USDCAD: open 1.3821, overnight range 1.3815-1.3829, close 1.3819, WTI $74.65, Gold, $2750.43

The Canadian dollar traded sideways in an uneventful overnight session as traders awaited the Bank of Canada meeting, where a rate cut is widely expected. The key question on the minds of traders is whether the cut will be 25 bps or 50 bps. While the consensus leans toward 50 bps, around 30% of traders believe a 25 bps cut is more likely.

Those in the 50 bps camp argue that the data shows a weakening economy with rising unemployment that is struggling to keep up with immigration. Additionally, BoC Governor Tiff Macklem hinted a few weeks ago that a significant rate cut might be necessary.

However, his comments came before Fed Chair Jerome Powell indicated that the FOMC is in no rush to cut rates, a stance recently reinforced by various Fed officials. Traders expecting a 25 bps BoC cut highlight these comments, expressing concerns that a 50 bps cut could significantly weaken the Canadian dollar.

The International Monetary Fund (IMF) has a rosy view of the Canadian economy for 2025 and are predicting GDP at 2.4%, substantially higher than 1.3% previously. The predictions should be taken with a grain of salt as the IMF has a poor forecasting record.

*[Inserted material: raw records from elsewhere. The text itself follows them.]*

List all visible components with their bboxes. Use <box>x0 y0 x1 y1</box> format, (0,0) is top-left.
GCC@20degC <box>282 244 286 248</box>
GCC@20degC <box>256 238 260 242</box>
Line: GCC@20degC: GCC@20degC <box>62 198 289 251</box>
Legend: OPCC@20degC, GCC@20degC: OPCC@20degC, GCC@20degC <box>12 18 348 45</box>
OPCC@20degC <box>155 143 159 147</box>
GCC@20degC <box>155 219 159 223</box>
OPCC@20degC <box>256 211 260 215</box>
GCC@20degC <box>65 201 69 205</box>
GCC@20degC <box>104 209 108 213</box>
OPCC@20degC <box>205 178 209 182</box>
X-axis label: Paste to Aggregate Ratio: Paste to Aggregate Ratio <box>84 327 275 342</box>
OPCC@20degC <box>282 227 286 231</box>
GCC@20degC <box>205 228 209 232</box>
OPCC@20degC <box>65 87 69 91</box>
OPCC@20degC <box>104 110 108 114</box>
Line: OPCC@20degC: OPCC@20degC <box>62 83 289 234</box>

EURUSD remained close to its previous close at 1.0800, fluctuating within a narrow range of 1.0792 to 1.0806. The euro faces downward pressure due to the European Central Bank’s dovish outlook, while the US Federal Reserve maintains a steady stance, bolstered by confidence in a US soft landing. Further, the US presidential race is seen as a slight negative for the euro, as Tariff-man Trump continues to lead over Harris.

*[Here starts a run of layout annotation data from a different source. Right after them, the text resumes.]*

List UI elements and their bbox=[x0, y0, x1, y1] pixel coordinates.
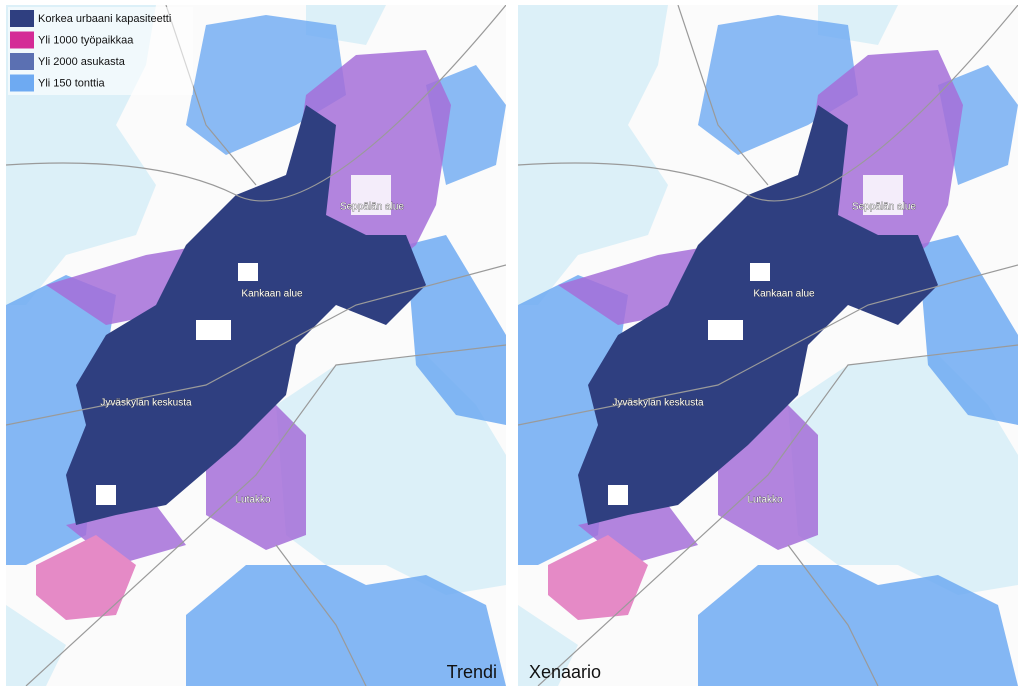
legend-swatch bbox=[10, 10, 34, 27]
legend-box bbox=[8, 7, 193, 95]
place-label: Seppälän alue bbox=[340, 202, 404, 213]
place-label: Kankaan alue bbox=[753, 289, 815, 300]
legend-label: Yli 150 tonttia bbox=[38, 77, 106, 89]
place-labels: Seppälän alue Kankaan alue Jyväskylän kesk… bbox=[100, 201, 917, 682]
legend-swatch bbox=[10, 74, 34, 92]
place-label: Kankaan alue bbox=[241, 289, 303, 300]
map-trendi bbox=[6, 5, 506, 686]
place-label: Lutakko bbox=[235, 495, 270, 506]
legend-label: Yli 2000 asukasta bbox=[38, 56, 126, 68]
place-label: Seppälän alue bbox=[852, 202, 916, 213]
panel-title: Trendi bbox=[447, 662, 497, 682]
place-label: Lutakko bbox=[747, 495, 782, 506]
legend-label: Yli 1000 työpaikkaa bbox=[38, 34, 134, 46]
legend-label: Korkea urbaani kapasiteetti bbox=[38, 13, 171, 25]
legend: Korkea urbaani kapasiteetti Yli 1000 työp… bbox=[8, 7, 193, 95]
legend-swatch bbox=[10, 31, 34, 49]
place-label: Jyväskylän keskusta bbox=[612, 398, 704, 409]
legend-swatch bbox=[10, 53, 34, 70]
place-label: Jyväskylän keskusta bbox=[100, 398, 192, 409]
panel-title: Xenaario bbox=[529, 662, 601, 682]
map-xenaario bbox=[518, 5, 1018, 686]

GBPUSD is trading near the upper end of its 1.2969-1.2992 range, buoyed by a modest boost after the IMF raised the UK’s 2024 growth forecast from 0.7% to 1.1%. However, any significant gains are tempered by the broad demand for the US dollar, especially with the upcoming US presidential election looming.

USDJPY saw a steady rise, moving from 151.02 to 152.027 during New York trading. This upward momentum is attributed to increasing US Treasury yields, with the 10-year yield hitting 4.24%. While expectations of a US soft landing and gradual rate cuts persist, they contrast sharply with the Bank of Japan’s dovish stance, although a rate hike from the BoJ is still anticipated in the future.

AUDUSD traded lower within the 0.6662-0.6692 range, pressured by US dollar strength. On the bright side, downside risks for the Australian dollar may be mitigated as analysts see reduced odds for further rate cuts by the Reserve Bank of Australia in 2024.

US existing home sales reports are due.